5 Ways to Be a Low Maintenance (and Better) Friend


As teens, we often spent much of our time with our friends. It was easy to focus on our friends because our friends were at the center of our world. As we get older, however, things change. We have jobs, families, and other responsibilities. Our time is more limited, and most adults have less time to spend with friends.


Even still, there may be times when, although we are spending less actual time with friends, we may still need to give them some space. We have all been or have had high maintenance friends at one point or another. And although we may love our high maintenance friends, they can be very demanding. They can try to take control of a situation, change its direction, or force people to do things they don’t want. They may seek constant attention, company, or approval. They can make demands on your time that you don’t have. You may love them, but in the end, they bring little or no value to the friendship, and if the demands are too high, the friendship can end abruptly.

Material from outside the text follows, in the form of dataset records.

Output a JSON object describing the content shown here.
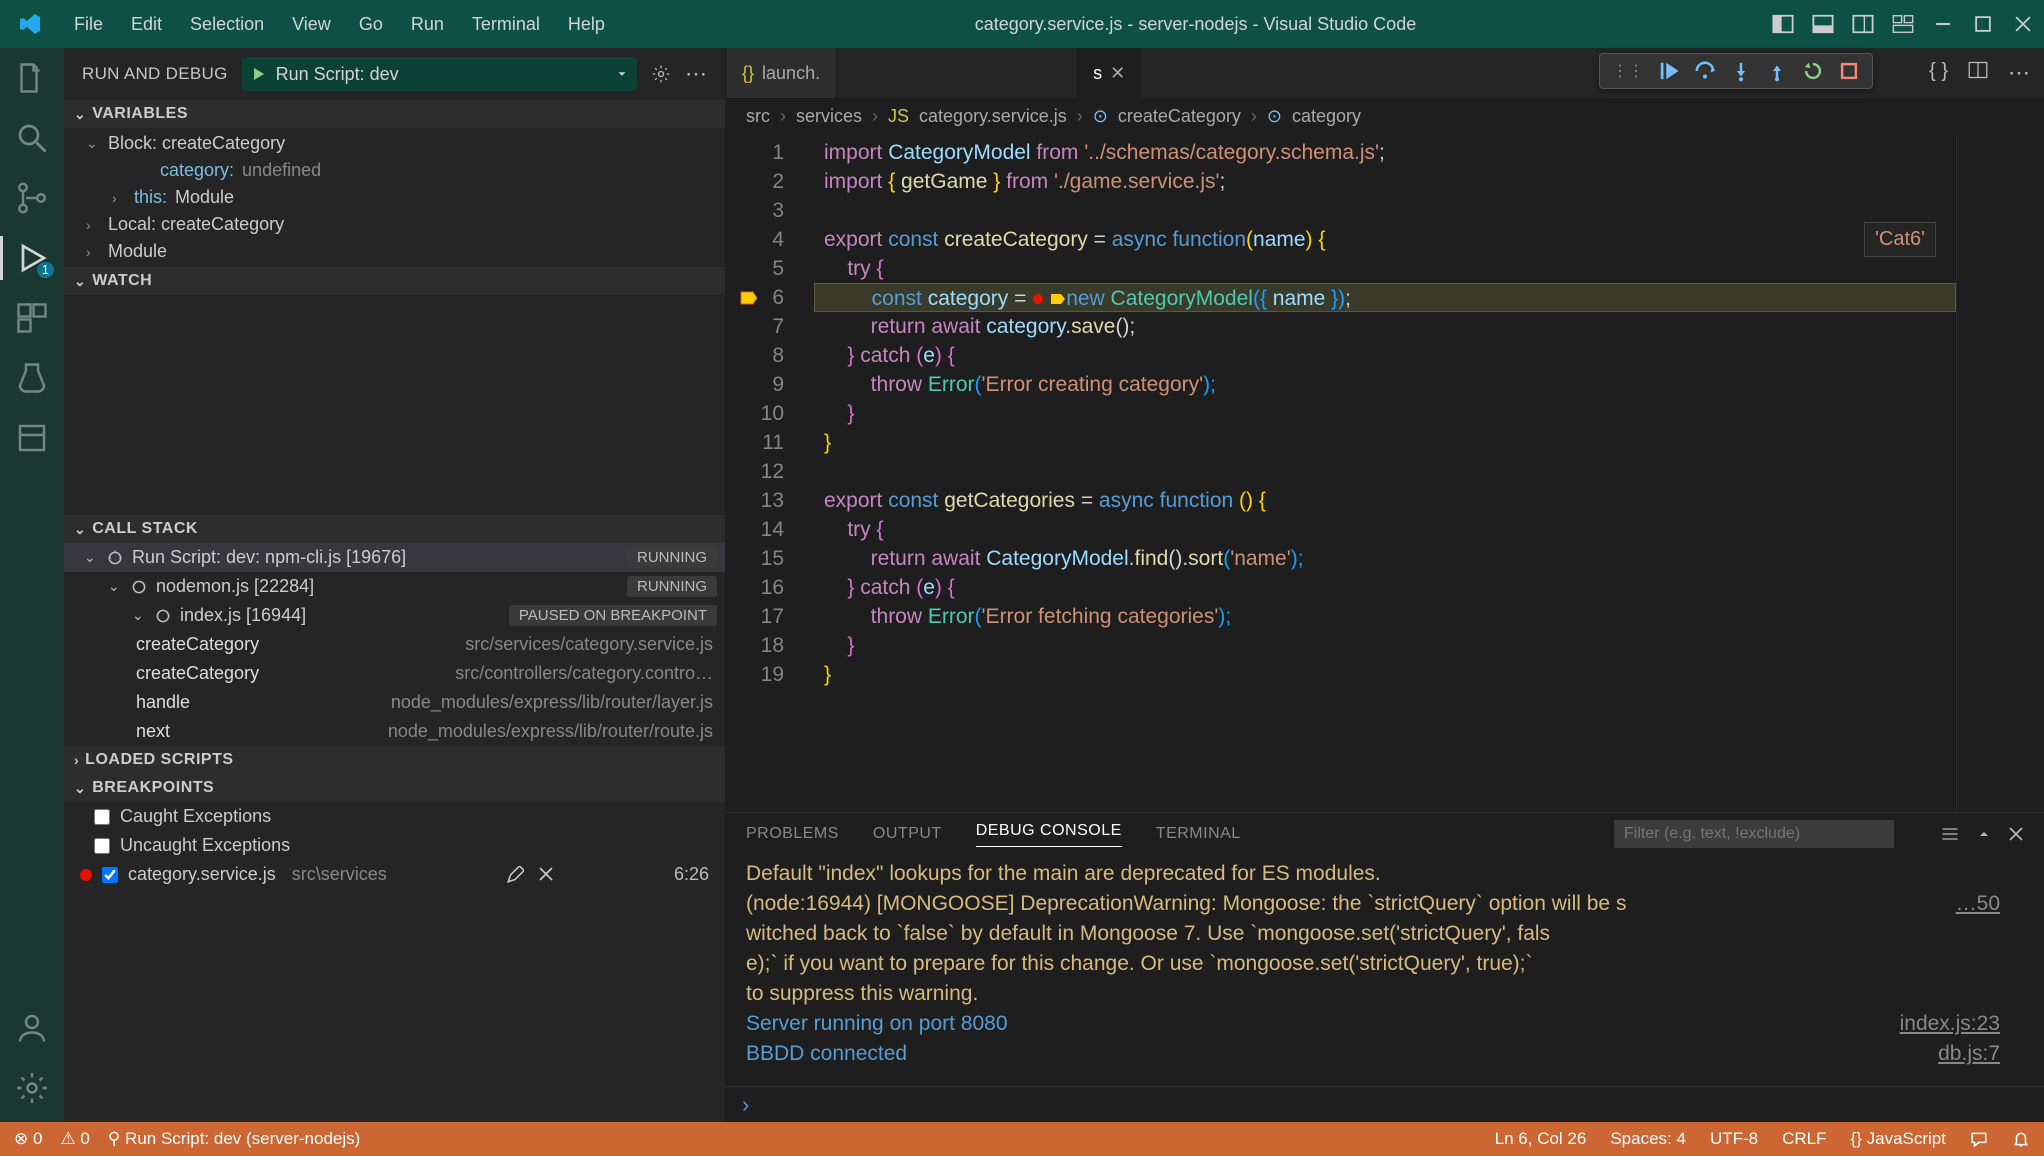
{
  "titlebar": {
    "menus": [
      "File",
      "Edit",
      "Selection",
      "View",
      "Go",
      "Run",
      "Terminal",
      "Help"
    ],
    "title": "category.service.js - server-nodejs - Visual Studio Code"
  },
  "sidebar": {
    "title": "RUN AND DEBUG",
    "run_config": "Run Script: dev",
    "sections": {
      "variables": "VARIABLES",
      "watch": "WATCH",
      "callstack": "CALL STACK",
      "loaded": "LOADED SCRIPTS",
      "breakpoints": "BREAKPOINTS"
    },
    "var_scopes": {
      "block": "Block: createCategory",
      "local": "Local: createCategory",
      "module": "Module",
      "cat_prop": "category:",
      "cat_val": "undefined",
      "this_prop": "this:",
      "this_val": "Module"
    },
    "callstack": {
      "row1": "Run Script: dev: npm-cli.js [19676]",
      "status1": "RUNNING",
      "row2": "nodemon.js [22284]",
      "status2": "RUNNING",
      "row3": "index.js [16944]",
      "status3": "PAUSED ON BREAKPOINT",
      "frames": [
        {
          "fn": "createCategory",
          "loc": "src/services/category.service.js"
        },
        {
          "fn": "createCategory",
          "loc": "src/controllers/category.contro…"
        },
        {
          "fn": "handle",
          "loc": "node_modules/express/lib/router/layer.js"
        },
        {
          "fn": "next",
          "loc": "node_modules/express/lib/router/route.js"
        }
      ]
    },
    "breakpoints": {
      "caught": "Caught Exceptions",
      "uncaught": "Uncaught Exceptions",
      "bp_file": "category.service.js",
      "bp_path": "src\\services",
      "bp_line": "6:26"
    }
  },
  "editor": {
    "tabs": [
      "launch.",
      "s"
    ],
    "breadcrumb": {
      "src": "src",
      "services": "services",
      "file": "category.service.js",
      "sym1": "createCategory",
      "sym2": "category"
    },
    "hover_hint": "'Cat6'",
    "chart_data": null,
    "code": {
      "l1_a": "import ",
      "l1_b": "CategoryModel",
      "l1_c": " from ",
      "l1_d": "'../schemas/category.schema.js'",
      "l1_e": ";",
      "l2_a": "import ",
      "l2_b": "{ ",
      "l2_c": "getGame",
      "l2_d": " }",
      "l2_e": " from ",
      "l2_f": "'./game.service.js'",
      "l2_g": ";",
      "l4_a": "export ",
      "l4_b": "const ",
      "l4_c": "createCategory",
      "l4_d": " = ",
      "l4_e": "async ",
      "l4_f": "function",
      "l4_g": "(",
      "l4_h": "name",
      "l4_i": ")",
      "l4_j": " {",
      "l5_a": "    try ",
      "l5_b": "{",
      "l6_a": "        const ",
      "l6_b": "category",
      "l6_c": " = ",
      "l6_d": "new ",
      "l6_e": "CategoryModel",
      "l6_f": "({ ",
      "l6_g": "name",
      "l6_h": " })",
      "l6_i": ";",
      "l7_a": "        return ",
      "l7_b": "await ",
      "l7_c": "category",
      "l7_d": ".",
      "l7_e": "save",
      "l7_f": "();",
      "l8_a": "    }",
      "l8_b": " catch ",
      "l8_c": "(",
      "l8_d": "e",
      "l8_e": ")",
      "l8_f": " {",
      "l9_a": "        throw ",
      "l9_b": "Error",
      "l9_c": "(",
      "l9_d": "'Error creating category'",
      "l9_e": ");",
      "l10": "    }",
      "l11": "}",
      "l13_a": "export ",
      "l13_b": "const ",
      "l13_c": "getCategories",
      "l13_d": " = ",
      "l13_e": "async ",
      "l13_f": "function ",
      "l13_g": "()",
      "l13_h": " {",
      "l14_a": "    try ",
      "l14_b": "{",
      "l15_a": "        return ",
      "l15_b": "await ",
      "l15_c": "CategoryModel",
      "l15_d": ".",
      "l15_e": "find",
      "l15_f": "().",
      "l15_g": "sort",
      "l15_h": "(",
      "l15_i": "'name'",
      "l15_j": ");",
      "l16_a": "    }",
      "l16_b": " catch ",
      "l16_c": "(",
      "l16_d": "e",
      "l16_e": ")",
      "l16_f": " {",
      "l17_a": "        throw ",
      "l17_b": "Error",
      "l17_c": "(",
      "l17_d": "'Error fetching categories'",
      "l17_e": ");",
      "l18": "    }",
      "l19": "}"
    }
  },
  "panel": {
    "tabs": [
      "PROBLEMS",
      "OUTPUT",
      "DEBUG CONSOLE",
      "TERMINAL"
    ],
    "filter_ph": "Filter (e.g. text, !exclude)",
    "lines": {
      "l1": "Default \"index\" lookups for the main are deprecated for ES modules.",
      "l2": "(node:16944) [MONGOOSE] DeprecationWarning: Mongoose: the `strictQuery` option will be s",
      "l2b": "…50",
      "l3": "witched back to `false` by default in Mongoose 7. Use `mongoose.set('strictQuery', fals",
      "l4": "e);` if you want to prepare for this change. Or use `mongoose.set('strictQuery', true);`",
      "l5": "to suppress this warning.",
      "l6": "Server running on port 8080",
      "l6_link": "index.js:23",
      "l7": "BBDD connected",
      "l7_link": "db.js:7"
    }
  },
  "statusbar": {
    "errors": "0",
    "warnings": "0",
    "debug": "Run Script: dev (server-nodejs)",
    "pos": "Ln 6, Col 26",
    "spaces": "Spaces: 4",
    "enc": "UTF-8",
    "eol": "CRLF",
    "lang": "JavaScript"
  }
}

Low maintenance friends are easy to be around. You get together and have a good time, and that’s it. There is no bickering or arguing – everything is easy. Here are some ways to be a low maintenance friend:


Understand that everyone is the center of their own universe. In other words, their priorities, schedule, and ideas are just as important to them as yours are to you. Getting angry at them or making demands they don’t want to meet can easily hurt a friendship.

When someone says now is not a good time, it’s not a good time. If someone doesn’t want to see you, doesn’t want company, doesn’t want to talk – it isn’t a good time for them. Forcing your way in will only make them frustrated or maybe even angry. Give people their space.

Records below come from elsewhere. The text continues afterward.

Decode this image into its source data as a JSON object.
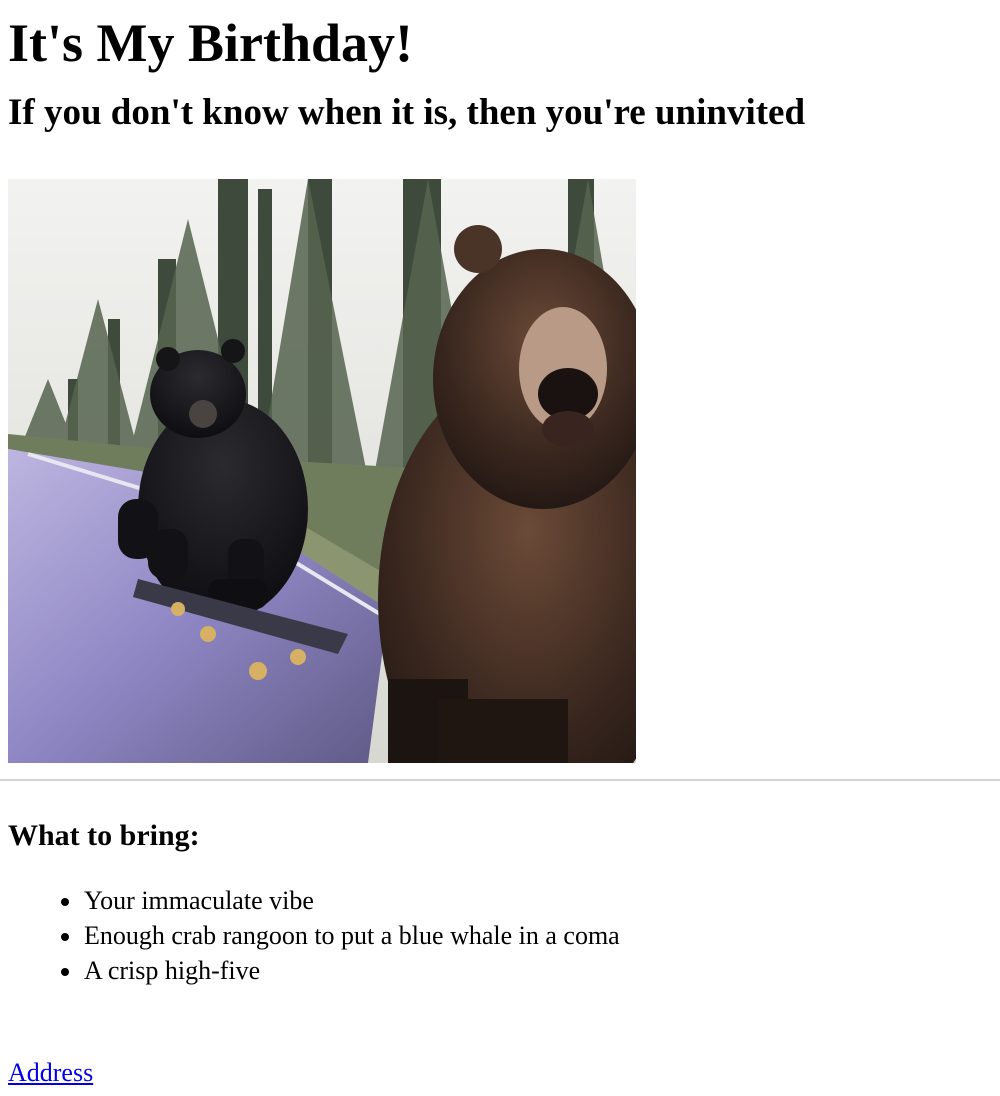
{
  "page": {
    "title": "It's My Birthday!",
    "subtitle": "If you don't know when it is, then you're uninvited"
  },
  "photo": {
    "description_icon": "bears-skateboarding-photo"
  },
  "bring": {
    "heading": "What to bring:",
    "items": [
      "Your immaculate vibe",
      "Enough crab rangoon to put a blue whale in a coma",
      "A crisp high-five"
    ]
  },
  "links": {
    "address": "Address"
  },
  "colors": {
    "link": "#0000ee",
    "rule": "#d3d3d3",
    "road": "#8f87c4"
  }
}
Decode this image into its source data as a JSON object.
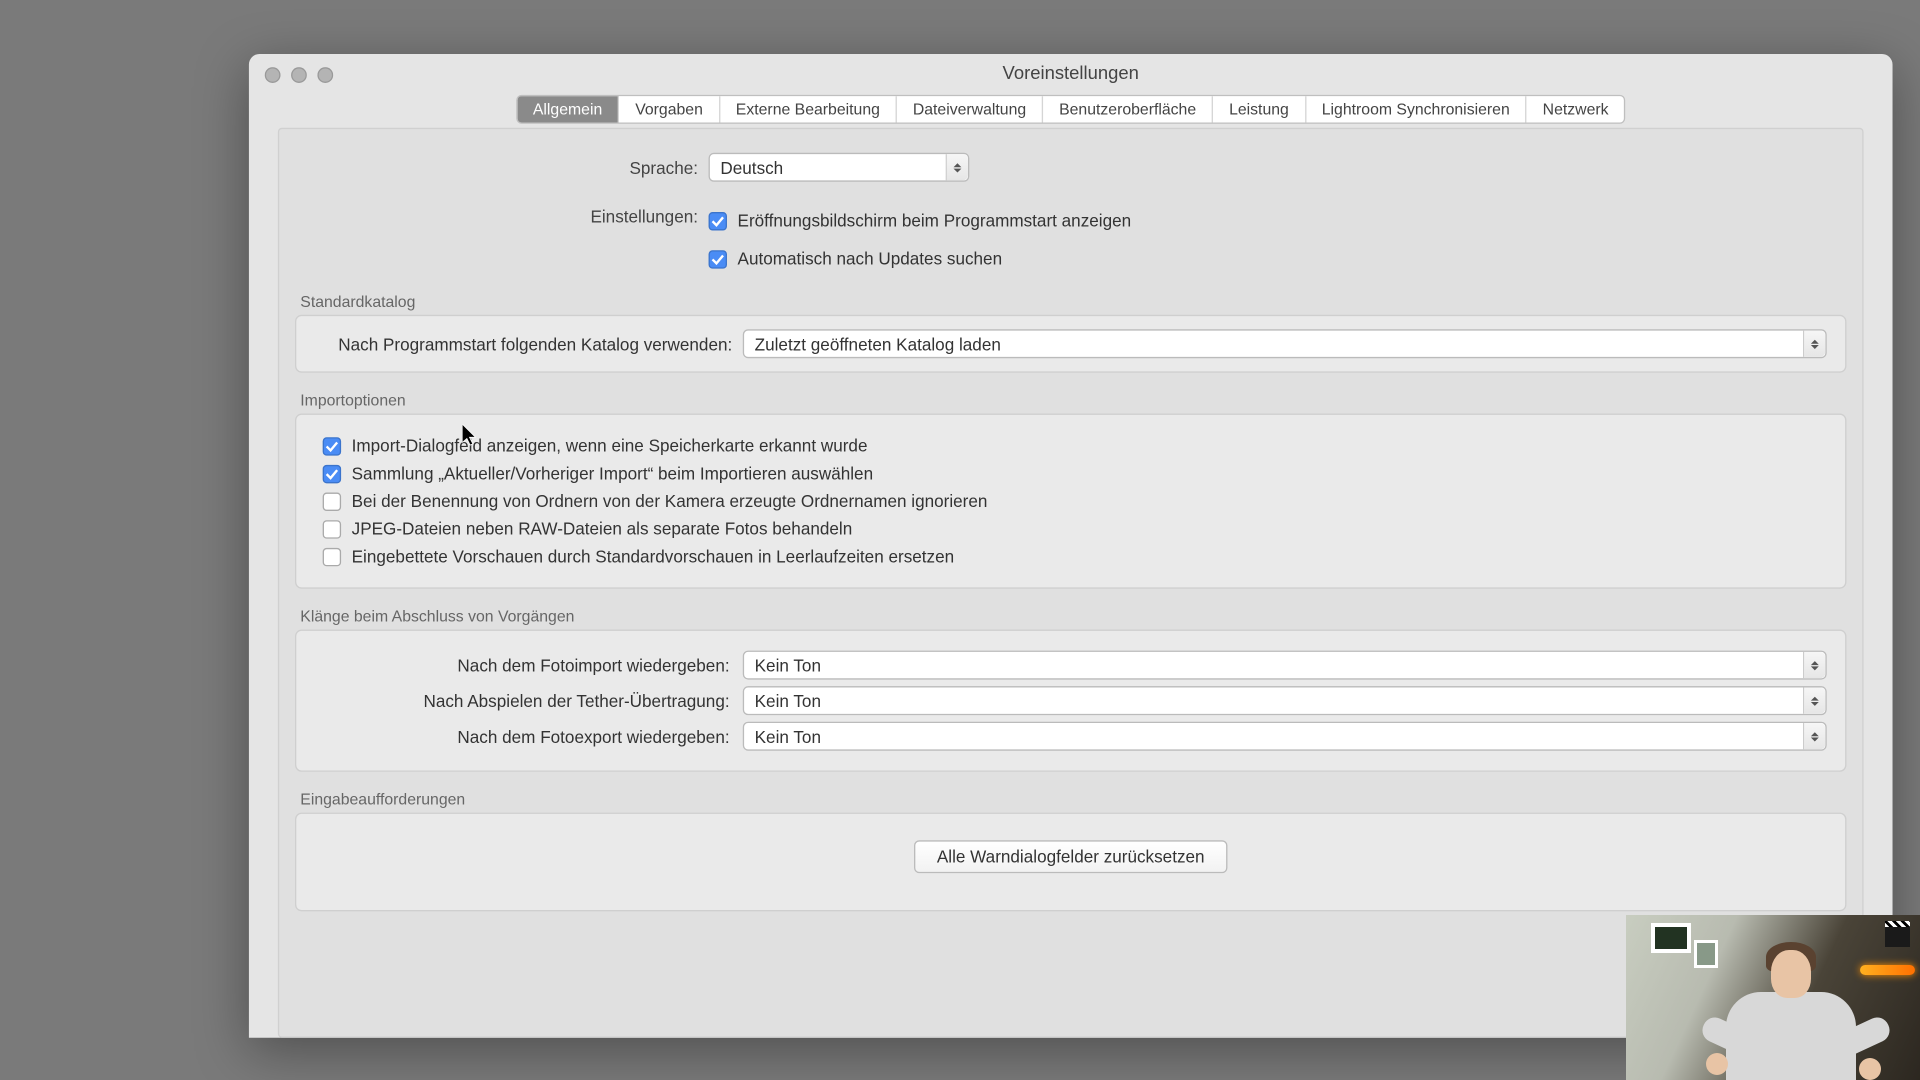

Be the bigger person. You don’t need to win every discussion. What is more important - going to the restaurant of your choice or the fact that you are getting together? Sometimes, by just letting someone else have their way, you make them happy. Making other people happy will make you happy also.


Don’t interrogate people when you don’t get your way. They shouldn’t have to justify why they want to or don’t want to do something. Sometimes people use this method to back people into a corner to prove they are wrong. If you are looking for understanding, ask at another time; otherwise, let it go.

Stop trying to force people to do things for you or do things your way. A better way is to ask them what would work for them. Perhaps they have an idea that would work for you both.

In the end, the only thing you can control is yourself. By accepting people and their differences, you will enjoy better, happier friendships.